[clug] [OT] Broadband clangers

Alex Satrapa grail at goldweb.com.au
Wed Aug 11 23:46:54 MDT 2010


On 12/08/2010, at 15:00 , Scott Ferguson wrote:

> http://torvalds-family.blogspot.com/2010/02/demons-really.html

To be fair, once you can describe something like "Sloth" as a demon, it becomes easier to explain to people how to expurgate that demon from the source code of their mind.  Being able to externalise the condition as a "demon" makes it easier to accept that the behaviour is occurring, and thus accept responsibility for stopping the behaviour.

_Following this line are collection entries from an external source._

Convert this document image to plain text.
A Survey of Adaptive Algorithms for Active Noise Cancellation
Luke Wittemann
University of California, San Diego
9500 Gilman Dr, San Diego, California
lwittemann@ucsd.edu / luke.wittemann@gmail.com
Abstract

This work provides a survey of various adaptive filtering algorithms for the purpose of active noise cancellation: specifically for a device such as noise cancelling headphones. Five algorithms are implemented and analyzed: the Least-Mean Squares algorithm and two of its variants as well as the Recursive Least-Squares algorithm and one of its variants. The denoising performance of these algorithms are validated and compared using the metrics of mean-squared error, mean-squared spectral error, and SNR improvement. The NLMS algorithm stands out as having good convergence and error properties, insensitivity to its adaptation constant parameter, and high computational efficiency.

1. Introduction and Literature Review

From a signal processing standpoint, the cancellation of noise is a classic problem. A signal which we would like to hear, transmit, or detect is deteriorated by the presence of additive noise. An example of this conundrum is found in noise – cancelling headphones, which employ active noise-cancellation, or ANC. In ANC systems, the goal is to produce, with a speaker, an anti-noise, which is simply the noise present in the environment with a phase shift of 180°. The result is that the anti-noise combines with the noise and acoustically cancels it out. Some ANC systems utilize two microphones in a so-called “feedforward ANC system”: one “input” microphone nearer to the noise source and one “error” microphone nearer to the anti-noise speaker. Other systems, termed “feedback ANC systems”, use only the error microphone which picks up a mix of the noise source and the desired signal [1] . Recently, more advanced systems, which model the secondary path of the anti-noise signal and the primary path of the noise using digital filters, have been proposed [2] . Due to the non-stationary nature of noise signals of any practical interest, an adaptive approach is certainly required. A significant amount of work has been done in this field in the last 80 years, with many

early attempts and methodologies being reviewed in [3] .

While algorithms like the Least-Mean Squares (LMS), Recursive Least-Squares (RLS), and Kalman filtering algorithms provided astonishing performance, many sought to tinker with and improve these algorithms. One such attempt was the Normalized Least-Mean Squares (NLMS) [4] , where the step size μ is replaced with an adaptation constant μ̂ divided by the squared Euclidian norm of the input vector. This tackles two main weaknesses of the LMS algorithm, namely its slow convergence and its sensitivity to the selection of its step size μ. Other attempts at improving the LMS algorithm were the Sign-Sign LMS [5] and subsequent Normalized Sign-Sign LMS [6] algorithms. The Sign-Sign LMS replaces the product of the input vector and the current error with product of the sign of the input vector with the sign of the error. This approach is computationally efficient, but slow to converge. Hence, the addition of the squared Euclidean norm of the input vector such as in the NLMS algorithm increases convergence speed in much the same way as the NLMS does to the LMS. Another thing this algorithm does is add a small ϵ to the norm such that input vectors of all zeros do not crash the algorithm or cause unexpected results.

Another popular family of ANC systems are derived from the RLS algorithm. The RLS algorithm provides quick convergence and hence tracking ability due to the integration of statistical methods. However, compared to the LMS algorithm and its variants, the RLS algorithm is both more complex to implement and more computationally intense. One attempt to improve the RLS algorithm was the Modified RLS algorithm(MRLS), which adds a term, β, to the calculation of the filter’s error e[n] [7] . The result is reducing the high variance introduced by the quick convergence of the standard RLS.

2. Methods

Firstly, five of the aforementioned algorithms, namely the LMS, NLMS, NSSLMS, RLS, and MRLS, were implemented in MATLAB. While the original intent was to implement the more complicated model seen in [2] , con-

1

In much the same way, explaining to a guy that "there's this bug that somehow creeped into your code" helps externalise the flaw in the guy's work as "a bug" rather than "your mistake". It's not like the bug is *really* an entity that worked his way into your code without your knowledge. But we talk about them that way, don't we?

So why is it okay for programmers to talk about "bugs", but it's not okay for religious folks to talk about "demons" without being ridiculed?  Their failure to understand the programming language of the human brain doesn't stop the bugs from existing does it?  Do *you* know the programming language of the brain?

Purging someone of Sloth is pretty much the same as debugging that performance issue where the database was being hit for every iteration of a loop. Part of the process is removing the immediate problem, the rest is figuring out how that problem got there in the first place, and adjusting the attitude of the person responsible (in the coding world we talk about "design patterns", in the personal development world you might talk about "healthy habits").

I can't help but wonder why Linus felt the need to ridicule those people, just because he didn't understand what they were talking about.

Now Ada programmers on the other hand, they're fair game.